By Danielle Douglas-Gabriel, washingtonpost.com
After meetings with the Trump administration last month, leaders of historically black colleges and universities expressed cautious optimism that the increased funding they requested might actually make it into the White House budget. It did not.
Instead, Trump’s first presidential budget released Thursday calls for “maintaining” $492 million in appropriations for HBCUs and minority-serving institutions. Combined discretionary spending for those schools, however, is actually $577 million right now. The White House directed questions about the discrepancy to the Education Department, which did not respond to requests for comment.
There is no mention in the budget of any federal investment in scholarships, technology or campus infrastructure for historically black colleges that leaders requested. And instead of expanding Pell grants for low-income students to cover summer courses as they had asked, the budget raids nearly $4 billion from the program’s reserves.
“Less than three weeks ago, this administration claimed it is a priority to advocate for HBCUs but, after viewing this budget proposal, those calls ring hollow,” Rep. Alama Adams (D-N.C.), a graduate of the largest HBCU, North Carolina A&T State University, said in a statement.

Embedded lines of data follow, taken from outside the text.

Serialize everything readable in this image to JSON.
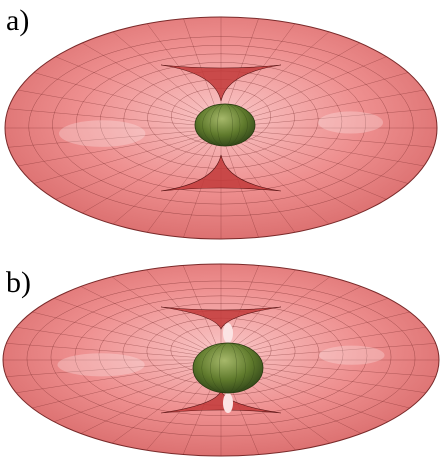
{
  "panels": [
    {
      "label": "a)"
    },
    {
      "label": "b)"
    }
  ]
}
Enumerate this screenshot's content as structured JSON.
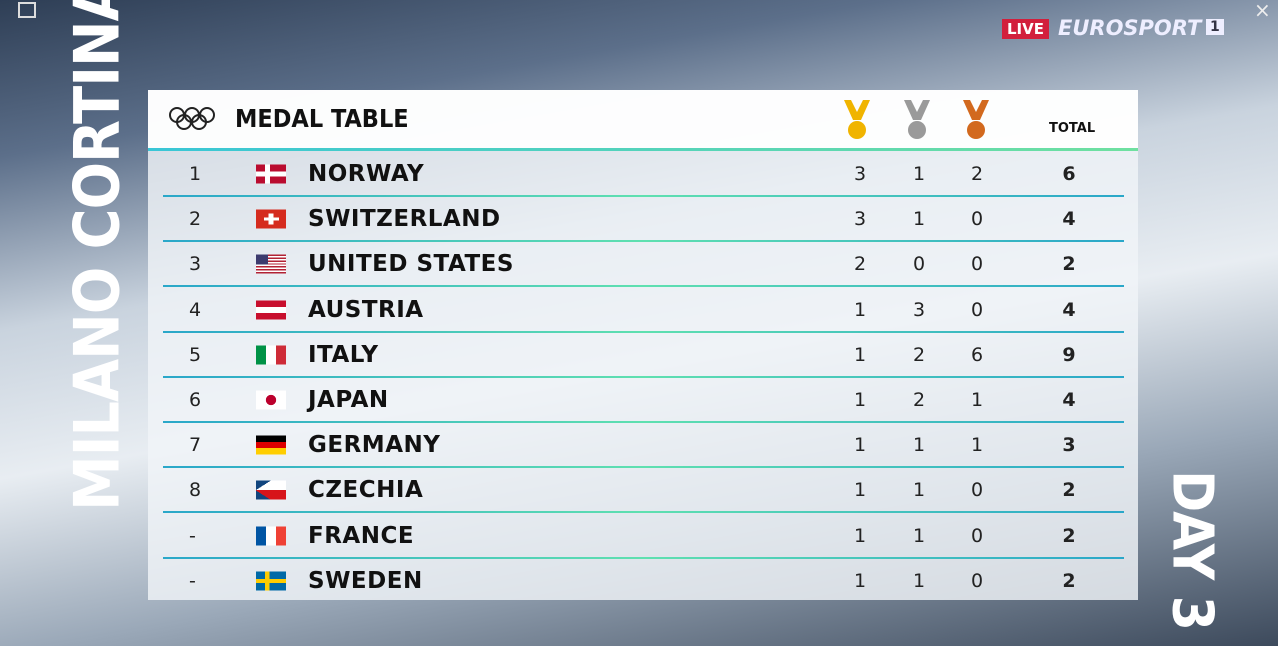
{
  "overlay": {
    "live": "LIVE",
    "channel": "EUROSPORT",
    "channel_number": "1",
    "vertical_left": "MILANO CORTINA",
    "vertical_right": "DAY 3"
  },
  "table": {
    "title": "MEDAL TABLE",
    "total_header": "TOTAL",
    "rows": [
      [
        "1",
        "NORWAY",
        3,
        1,
        2,
        6
      ],
      [
        "2",
        "SWITZERLAND",
        3,
        1,
        0,
        4
      ],
      [
        "3",
        "UNITED STATES",
        2,
        0,
        0,
        2
      ],
      [
        "4",
        "AUSTRIA",
        1,
        3,
        0,
        4
      ],
      [
        "5",
        "ITALY",
        1,
        2,
        6,
        9
      ],
      [
        "6",
        "JAPAN",
        1,
        2,
        1,
        4
      ],
      [
        "7",
        "GERMANY",
        1,
        1,
        1,
        3
      ],
      [
        "8",
        "CZECHIA",
        1,
        1,
        0,
        2
      ],
      [
        "-",
        "FRANCE",
        1,
        1,
        0,
        2
      ],
      [
        "-",
        "SWEDEN",
        1,
        1,
        0,
        2
      ]
    ]
  }
}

There was plenty of skepticism when the Trump administration made overtures toward black school leaders, including from students who questioned whether their college presidents were only being used for photo ops. It didn’t help when Education Secretary Betsy DeVos called historically black institutions “real pioneers when it comes to school choice,” a statement that HBCU advocates said ignored that the schools were a response to racist Jim Crow laws that enforced segregation.